LAMP観測ロケットが脈動オーロラに命中しました

脈動オーロラに向かって飛翔する観測ロケットLAMP (Justin Hartney氏提供)
脈動オーロラに向かって飛翔する観測ロケットLAMP (Justin Hartney氏提供)

JAXA、名古屋大学などを中心とする研究グループは「れいめい」衛星、「あらせ」衛星の観測などから、数秒から10秒程度で点滅するオーロラ(脈動オーロラ)の成因と、超高エネルギー電子が宇宙から地球に降り込む現象(マイクロバースト)を統一的に説明する理論を提案しています。
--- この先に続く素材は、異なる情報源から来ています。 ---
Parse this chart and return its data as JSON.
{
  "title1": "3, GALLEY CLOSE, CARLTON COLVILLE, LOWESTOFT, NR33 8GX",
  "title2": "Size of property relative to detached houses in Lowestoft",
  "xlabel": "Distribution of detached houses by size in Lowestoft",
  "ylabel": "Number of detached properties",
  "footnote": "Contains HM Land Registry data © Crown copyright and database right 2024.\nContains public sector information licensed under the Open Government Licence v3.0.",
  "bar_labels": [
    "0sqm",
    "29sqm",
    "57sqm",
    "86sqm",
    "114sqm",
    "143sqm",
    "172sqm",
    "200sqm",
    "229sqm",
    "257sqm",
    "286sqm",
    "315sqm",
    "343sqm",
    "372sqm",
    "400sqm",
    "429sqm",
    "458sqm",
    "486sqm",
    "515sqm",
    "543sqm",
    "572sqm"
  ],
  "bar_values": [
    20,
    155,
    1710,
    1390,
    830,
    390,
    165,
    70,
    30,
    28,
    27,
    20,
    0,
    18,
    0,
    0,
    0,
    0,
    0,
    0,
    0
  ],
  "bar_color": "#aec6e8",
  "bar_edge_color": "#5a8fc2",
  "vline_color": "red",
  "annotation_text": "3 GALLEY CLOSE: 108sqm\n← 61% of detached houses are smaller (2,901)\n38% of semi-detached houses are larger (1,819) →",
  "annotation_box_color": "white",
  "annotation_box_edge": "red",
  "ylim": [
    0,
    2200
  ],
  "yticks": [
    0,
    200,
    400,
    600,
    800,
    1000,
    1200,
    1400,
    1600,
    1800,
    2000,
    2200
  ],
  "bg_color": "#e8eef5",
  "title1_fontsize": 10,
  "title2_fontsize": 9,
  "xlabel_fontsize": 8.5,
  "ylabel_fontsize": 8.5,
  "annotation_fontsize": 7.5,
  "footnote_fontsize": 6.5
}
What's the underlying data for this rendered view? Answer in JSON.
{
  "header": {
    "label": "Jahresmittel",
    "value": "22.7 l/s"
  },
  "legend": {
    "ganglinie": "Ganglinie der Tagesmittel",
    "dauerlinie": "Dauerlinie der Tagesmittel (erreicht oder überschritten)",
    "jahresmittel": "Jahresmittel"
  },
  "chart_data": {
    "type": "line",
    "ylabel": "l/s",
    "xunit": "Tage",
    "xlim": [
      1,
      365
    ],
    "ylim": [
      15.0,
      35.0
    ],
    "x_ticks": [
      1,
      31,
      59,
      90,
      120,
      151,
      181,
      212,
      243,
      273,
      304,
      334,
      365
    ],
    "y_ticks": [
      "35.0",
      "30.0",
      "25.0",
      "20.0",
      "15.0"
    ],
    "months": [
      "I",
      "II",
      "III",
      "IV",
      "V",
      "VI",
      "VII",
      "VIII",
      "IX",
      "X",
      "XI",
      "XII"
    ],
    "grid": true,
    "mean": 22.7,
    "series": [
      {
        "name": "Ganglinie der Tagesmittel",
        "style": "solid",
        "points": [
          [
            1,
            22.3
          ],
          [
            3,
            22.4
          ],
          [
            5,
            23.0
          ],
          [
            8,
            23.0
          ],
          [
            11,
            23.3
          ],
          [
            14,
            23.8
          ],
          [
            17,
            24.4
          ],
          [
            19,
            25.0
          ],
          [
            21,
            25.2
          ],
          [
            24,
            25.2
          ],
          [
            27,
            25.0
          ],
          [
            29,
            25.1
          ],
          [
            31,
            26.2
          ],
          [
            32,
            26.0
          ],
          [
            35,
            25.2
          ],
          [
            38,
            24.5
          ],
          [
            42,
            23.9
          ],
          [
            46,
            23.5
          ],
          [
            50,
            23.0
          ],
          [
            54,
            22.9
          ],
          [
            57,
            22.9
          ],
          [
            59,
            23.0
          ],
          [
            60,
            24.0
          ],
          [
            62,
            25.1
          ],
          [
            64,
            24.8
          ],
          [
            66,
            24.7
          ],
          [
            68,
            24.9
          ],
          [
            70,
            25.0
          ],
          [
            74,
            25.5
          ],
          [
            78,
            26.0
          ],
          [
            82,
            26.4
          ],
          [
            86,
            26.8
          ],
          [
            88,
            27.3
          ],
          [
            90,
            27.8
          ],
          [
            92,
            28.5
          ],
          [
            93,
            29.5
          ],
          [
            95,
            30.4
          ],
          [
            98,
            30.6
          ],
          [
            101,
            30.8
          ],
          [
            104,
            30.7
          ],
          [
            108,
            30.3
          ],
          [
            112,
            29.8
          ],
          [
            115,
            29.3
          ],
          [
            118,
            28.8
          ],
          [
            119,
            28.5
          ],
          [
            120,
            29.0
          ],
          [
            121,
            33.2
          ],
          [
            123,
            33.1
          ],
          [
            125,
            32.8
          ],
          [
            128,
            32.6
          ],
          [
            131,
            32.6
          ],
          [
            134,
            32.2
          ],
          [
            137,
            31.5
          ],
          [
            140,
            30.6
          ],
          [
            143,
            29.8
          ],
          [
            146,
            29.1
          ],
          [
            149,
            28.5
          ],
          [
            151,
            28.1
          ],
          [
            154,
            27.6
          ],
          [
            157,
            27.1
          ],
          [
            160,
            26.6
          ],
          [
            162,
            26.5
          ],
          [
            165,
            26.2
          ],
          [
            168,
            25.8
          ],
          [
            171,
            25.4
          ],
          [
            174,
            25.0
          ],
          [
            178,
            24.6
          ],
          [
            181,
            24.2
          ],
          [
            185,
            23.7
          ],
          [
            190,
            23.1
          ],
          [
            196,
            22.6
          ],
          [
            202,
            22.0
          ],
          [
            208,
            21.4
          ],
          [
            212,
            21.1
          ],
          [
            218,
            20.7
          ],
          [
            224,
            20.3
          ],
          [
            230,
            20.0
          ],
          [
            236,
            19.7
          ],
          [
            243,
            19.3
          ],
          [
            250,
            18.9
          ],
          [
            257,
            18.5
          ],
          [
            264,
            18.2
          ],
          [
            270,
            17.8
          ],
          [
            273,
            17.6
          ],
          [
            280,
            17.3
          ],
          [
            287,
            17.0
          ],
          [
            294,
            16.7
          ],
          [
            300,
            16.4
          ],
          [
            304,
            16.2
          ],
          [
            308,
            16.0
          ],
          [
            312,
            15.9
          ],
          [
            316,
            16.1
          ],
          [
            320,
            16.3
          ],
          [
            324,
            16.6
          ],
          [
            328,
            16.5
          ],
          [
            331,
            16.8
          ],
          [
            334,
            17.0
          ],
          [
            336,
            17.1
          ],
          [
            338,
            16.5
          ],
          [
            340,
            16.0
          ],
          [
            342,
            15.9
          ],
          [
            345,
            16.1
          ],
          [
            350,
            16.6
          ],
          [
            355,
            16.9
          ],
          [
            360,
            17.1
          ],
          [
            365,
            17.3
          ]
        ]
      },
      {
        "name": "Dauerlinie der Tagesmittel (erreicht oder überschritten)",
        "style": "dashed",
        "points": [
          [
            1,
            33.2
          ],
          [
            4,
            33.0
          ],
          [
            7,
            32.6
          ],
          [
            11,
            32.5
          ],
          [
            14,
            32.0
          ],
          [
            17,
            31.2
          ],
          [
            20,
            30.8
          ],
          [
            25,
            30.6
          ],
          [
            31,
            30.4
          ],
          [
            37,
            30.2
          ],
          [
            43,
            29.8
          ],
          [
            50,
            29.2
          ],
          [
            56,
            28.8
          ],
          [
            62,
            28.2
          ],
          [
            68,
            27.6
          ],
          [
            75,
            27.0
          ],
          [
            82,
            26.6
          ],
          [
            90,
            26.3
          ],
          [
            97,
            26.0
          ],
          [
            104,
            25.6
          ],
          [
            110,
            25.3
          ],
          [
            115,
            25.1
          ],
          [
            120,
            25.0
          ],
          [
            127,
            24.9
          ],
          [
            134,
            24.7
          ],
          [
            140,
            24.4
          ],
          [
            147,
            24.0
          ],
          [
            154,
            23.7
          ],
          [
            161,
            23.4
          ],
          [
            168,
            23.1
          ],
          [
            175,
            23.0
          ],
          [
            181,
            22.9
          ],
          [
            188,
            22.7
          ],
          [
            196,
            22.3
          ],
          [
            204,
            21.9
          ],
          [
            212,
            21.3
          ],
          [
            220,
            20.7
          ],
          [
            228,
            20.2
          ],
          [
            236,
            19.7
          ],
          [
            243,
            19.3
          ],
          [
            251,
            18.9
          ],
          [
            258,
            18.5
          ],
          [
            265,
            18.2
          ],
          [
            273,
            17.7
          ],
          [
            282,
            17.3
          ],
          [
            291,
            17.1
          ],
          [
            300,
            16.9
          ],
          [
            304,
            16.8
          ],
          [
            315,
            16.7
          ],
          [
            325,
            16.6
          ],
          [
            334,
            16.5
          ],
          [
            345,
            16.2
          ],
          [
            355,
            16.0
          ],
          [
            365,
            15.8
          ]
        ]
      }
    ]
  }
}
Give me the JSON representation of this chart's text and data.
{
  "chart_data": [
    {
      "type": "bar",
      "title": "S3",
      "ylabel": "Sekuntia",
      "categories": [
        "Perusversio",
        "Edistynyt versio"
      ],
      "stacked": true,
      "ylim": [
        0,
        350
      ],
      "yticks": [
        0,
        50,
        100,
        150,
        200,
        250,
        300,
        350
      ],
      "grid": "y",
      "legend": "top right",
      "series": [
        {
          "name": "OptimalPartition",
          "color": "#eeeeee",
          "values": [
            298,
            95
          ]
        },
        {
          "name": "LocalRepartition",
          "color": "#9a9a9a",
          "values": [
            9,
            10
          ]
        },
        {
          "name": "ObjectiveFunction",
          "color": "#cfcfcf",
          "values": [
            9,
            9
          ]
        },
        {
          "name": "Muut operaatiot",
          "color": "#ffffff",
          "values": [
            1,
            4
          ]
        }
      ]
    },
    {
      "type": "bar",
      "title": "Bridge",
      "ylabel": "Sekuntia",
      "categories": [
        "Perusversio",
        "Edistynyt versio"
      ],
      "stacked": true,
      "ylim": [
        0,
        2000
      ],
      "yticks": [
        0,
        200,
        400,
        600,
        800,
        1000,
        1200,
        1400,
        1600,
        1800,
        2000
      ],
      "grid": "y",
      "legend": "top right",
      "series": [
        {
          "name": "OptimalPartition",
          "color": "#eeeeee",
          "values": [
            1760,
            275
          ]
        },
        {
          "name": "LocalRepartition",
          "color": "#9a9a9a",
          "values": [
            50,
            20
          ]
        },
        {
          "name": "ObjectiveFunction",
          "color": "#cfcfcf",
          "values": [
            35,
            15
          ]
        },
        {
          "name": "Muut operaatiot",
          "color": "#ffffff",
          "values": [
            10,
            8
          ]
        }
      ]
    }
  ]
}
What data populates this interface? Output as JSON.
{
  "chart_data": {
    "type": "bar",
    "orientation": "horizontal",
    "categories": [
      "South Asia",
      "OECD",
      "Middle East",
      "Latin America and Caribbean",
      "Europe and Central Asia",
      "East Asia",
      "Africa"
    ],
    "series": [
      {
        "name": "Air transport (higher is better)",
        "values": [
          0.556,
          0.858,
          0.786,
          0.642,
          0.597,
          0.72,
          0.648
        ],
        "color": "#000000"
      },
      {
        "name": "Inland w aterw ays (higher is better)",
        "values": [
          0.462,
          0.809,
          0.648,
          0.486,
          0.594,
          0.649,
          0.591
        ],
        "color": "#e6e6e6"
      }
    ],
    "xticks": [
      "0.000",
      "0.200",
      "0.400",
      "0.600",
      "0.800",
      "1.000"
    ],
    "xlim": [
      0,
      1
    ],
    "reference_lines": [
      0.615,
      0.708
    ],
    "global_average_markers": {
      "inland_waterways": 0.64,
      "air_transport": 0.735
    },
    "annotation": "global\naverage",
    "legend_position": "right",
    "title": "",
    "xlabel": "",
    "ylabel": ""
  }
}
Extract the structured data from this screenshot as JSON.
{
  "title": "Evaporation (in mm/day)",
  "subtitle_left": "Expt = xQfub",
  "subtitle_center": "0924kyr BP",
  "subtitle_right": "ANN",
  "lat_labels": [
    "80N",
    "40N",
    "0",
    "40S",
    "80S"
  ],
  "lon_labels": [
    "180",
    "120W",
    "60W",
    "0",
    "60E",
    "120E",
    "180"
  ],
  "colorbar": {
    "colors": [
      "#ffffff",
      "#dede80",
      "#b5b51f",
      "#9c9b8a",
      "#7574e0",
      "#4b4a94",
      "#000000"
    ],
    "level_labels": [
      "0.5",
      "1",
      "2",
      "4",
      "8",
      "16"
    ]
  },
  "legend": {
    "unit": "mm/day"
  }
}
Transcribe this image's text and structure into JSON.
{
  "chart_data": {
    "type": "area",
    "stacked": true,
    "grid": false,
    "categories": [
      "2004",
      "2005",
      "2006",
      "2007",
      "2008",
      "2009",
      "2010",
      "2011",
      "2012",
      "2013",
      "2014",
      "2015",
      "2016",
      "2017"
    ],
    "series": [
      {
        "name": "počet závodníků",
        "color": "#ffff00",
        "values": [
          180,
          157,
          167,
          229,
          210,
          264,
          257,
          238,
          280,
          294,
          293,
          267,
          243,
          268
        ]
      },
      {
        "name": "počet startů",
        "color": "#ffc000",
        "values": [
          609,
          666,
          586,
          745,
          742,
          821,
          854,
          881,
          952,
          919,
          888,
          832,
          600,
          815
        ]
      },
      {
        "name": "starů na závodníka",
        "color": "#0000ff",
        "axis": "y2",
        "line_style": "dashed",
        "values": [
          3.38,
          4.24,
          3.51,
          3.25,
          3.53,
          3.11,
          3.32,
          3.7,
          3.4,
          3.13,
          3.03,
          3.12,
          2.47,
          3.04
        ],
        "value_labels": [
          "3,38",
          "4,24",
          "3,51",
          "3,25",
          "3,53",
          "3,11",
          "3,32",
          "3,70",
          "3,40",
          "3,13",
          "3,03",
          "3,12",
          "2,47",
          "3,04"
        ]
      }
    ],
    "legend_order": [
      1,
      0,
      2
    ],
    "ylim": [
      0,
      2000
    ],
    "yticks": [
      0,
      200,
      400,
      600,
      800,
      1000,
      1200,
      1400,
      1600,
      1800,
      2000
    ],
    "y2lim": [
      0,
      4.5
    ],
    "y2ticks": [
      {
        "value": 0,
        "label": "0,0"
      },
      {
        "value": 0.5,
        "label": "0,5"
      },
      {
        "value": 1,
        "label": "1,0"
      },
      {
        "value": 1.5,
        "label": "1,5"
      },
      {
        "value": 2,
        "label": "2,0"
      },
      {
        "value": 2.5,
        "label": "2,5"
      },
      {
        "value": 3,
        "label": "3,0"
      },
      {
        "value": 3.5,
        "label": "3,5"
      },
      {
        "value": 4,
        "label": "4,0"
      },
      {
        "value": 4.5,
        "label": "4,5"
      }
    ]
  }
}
この理論を観測的に実証するため、LAMP (Loss through Auroral Microburst Pulsation) 観測ロケット実験を行いました。LAMPは本研究グループが2015年から米国研究者と議論を重ね、NASAに提案・採択された計画です。日本は高エネルギー電子観測器(HEP)、オーロラカメラ(AIC) 2台、そして磁力計(MIM)の4機器からなる観測器パッケージ PARM2 (Pulsating AuRora and Microburst 2)を搭載しています。

ポーカーフラットにあるサイエンスオペレーションセンターで撮影した脈動オーロラ
ポーカーフラットにあるサイエンスオペレーションセンターで撮影した脈動オーロラ

開発されたロケットは、米国アラスカ州ポーカーフラットリサーチレンジの射場に移動し、2022年2月24日から打上げウインドウに入りました。同時に本研究グループメンバーによって、アラスカ北方のベネタイ、フォートユーコンにもオーロラ高速撮像用のカメラ群が展開されました。そして、打上げウインドウ10日目の3月5日2:27:30(アラスカ現地時間)にロケットが打ち上げられました。打上げ決行を決断しても、実際の打上げまでに15分、ロケットがベネタイ上空に差しかかるまでに約5分、合計約20分がかかります。祈るような時間でしたが、活発に変化する脈動オーロラに突入することに成功しました。

ベネタイの観測小屋

初期的な分析からは、ロケット搭載の各観測機器が順調に稼働し、観測データを取得したことが確認されました。また、地上からのオーロラ観測によって、実験時にアラスカの広い範囲で高速に変化する脈動オーロラが現れていたことが明らかになっています。

本実験では理想的な状態での観測に成功しました。今後の詳細な解析によって、脈動オーロラの変調機構と、キラー電子とも呼ばれる超高エネルギー電子の降りこみとの関係が明らかになることが期待されます。また、2023年にはスウェーデンで次世代型三次元大型大気レーダーEISCAT_3Dが稼働を始めます。本研究グループはEISCAT_3Dの視野内に観測ロケットを打ち上げるLAMP-2の検討を進めており、宇宙からの超高エネルギー電子の降り込みが地球の超高層大気、さらには中層大気に及ぼす影響の解明につなげようとしています。

LAMPはNASAゴダード宇宙飛行センターのほか、JAXA、名古屋大学、電気通信大学、東北大学、九州工業大学、ニューハンプシャー大学、ダートマス大学、アイオワ大学、アラスカ大学による国際共同研究チームによって開発、打上げが行われました。また、本研究はJSPS科研費 15H05747、16H06286、17K18804、18KK0100、21H04526のほか、村田学術振興財団研究助成制度の助成を受けて行われています。